In small-town churches nowadays, the pastor is more likely to be a she.
Quite often, the church sign will have the pastor's name.
Sometimes, they have multiple churches they serve in a few nearby towns.
It's easiest to ask - "Does Rev. Smith live here in Smallville?"
If she lives 30 miles away - then ask if a minister does live in Smallville.
So, the Baptist minister - Rev. Johnson - lives over on Maple Street.
So you call Rev.
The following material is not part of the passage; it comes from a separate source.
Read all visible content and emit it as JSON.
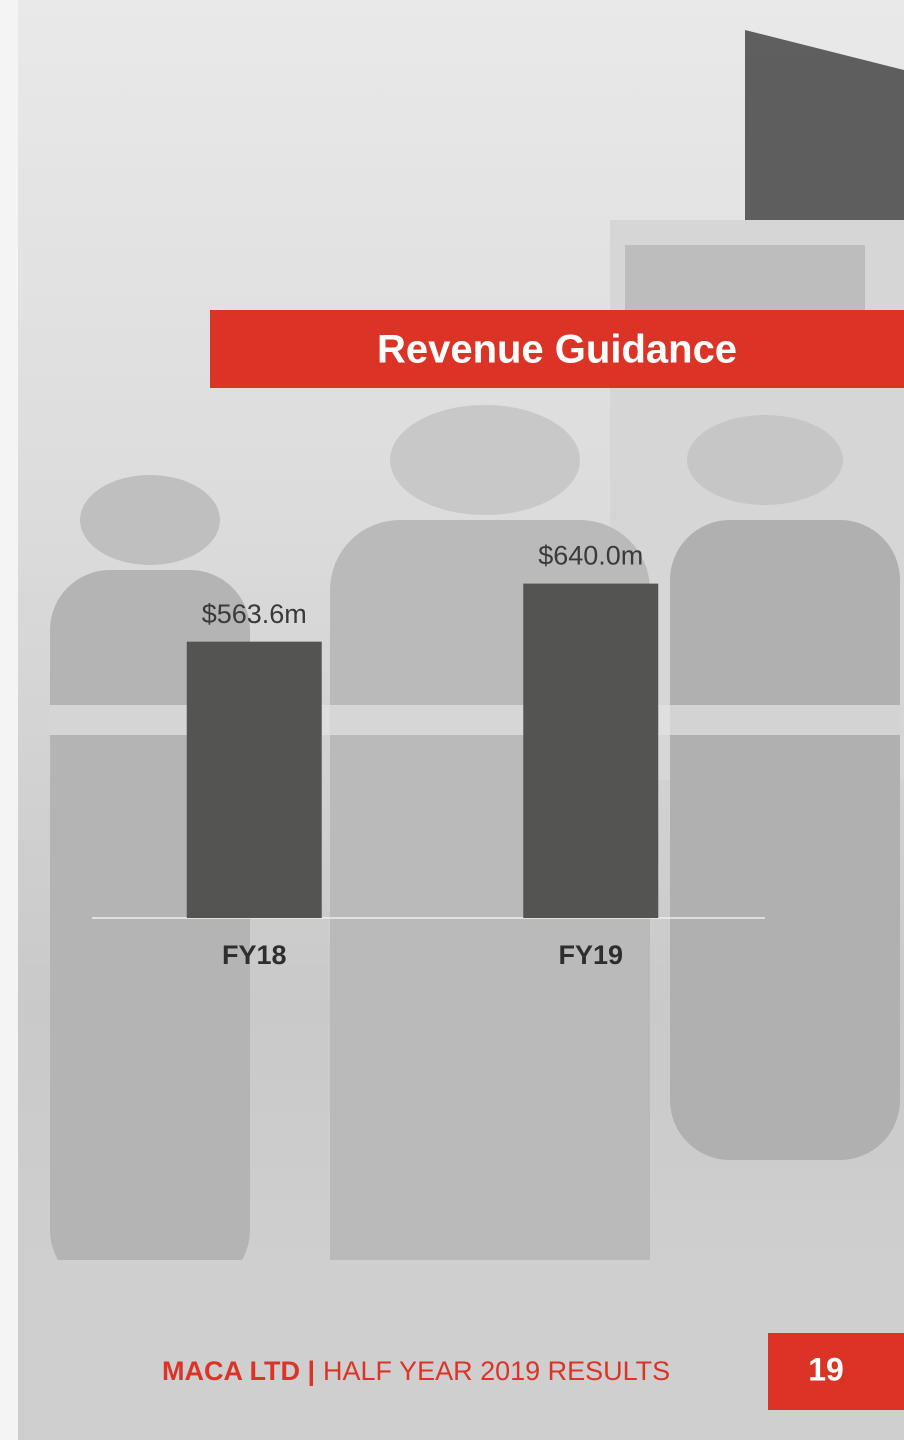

Johnson, instead, and ask.  Don't expect.
But you will usually be pleasantly surprised by the generosity.

As for public lands - I find the purchase of National Forest maps worth it.
They show surface ownership patterns - with a scale of 1 inch = 2 miles.
So they are pretty detailed for touring and back roads, too.
They have them in paper ($5) and plastic ($10).  Or thereabouts.
Even one night of pricey camping more than covers the cost of a plastic map.
Most larger towns near forests have a Forest Service office.
Plus, town libraries will often have areas maps, too.

210
General Discussion / Re: Affordable/free camping idea
« on: March 06, 2012, 01:20:34 pm »
Show me the $$$.
It's all about money these days and there's no money in it.

There are, however, many opportunities for free camping that have been discussed online - here, at BikeForums, and at CrazyGuy.

If you want the conveniences of town you are usually going to have to pay.  Some towns in Iowa and Nebraska have very minimal costs - then you have the stores, cafes, and taverns to choose from.   The rule of thumb is - "Smaller is better."  If the town is big enough to have a private campground, then obviously, they are unlikely to let you camp for free in the town park.  Your best bet is with towns under 1000 that have, maybe, one cafe and one store - which is really all you need.  Another option is to ask at churches.  Liability issues have made churches more squeamish, but the pastor may allow you to camp out back and use the facilities.

The most widespread free camping is on federal lands.  You can camp for free on almost all Forest Service and BLM land - but you need to know where it is.  Most is in the West - but there are national forests all over the U.S.  This does NOT apply to National Park and National Wildlife Refuge lands - where random camping is prohibited.  Most states lease state lands to ranchers or other users so random camping is not allowed.  Some states DO allow camping at fishing access sites and on state game lands.  Finally, don't random camp on Indian Reservation lands.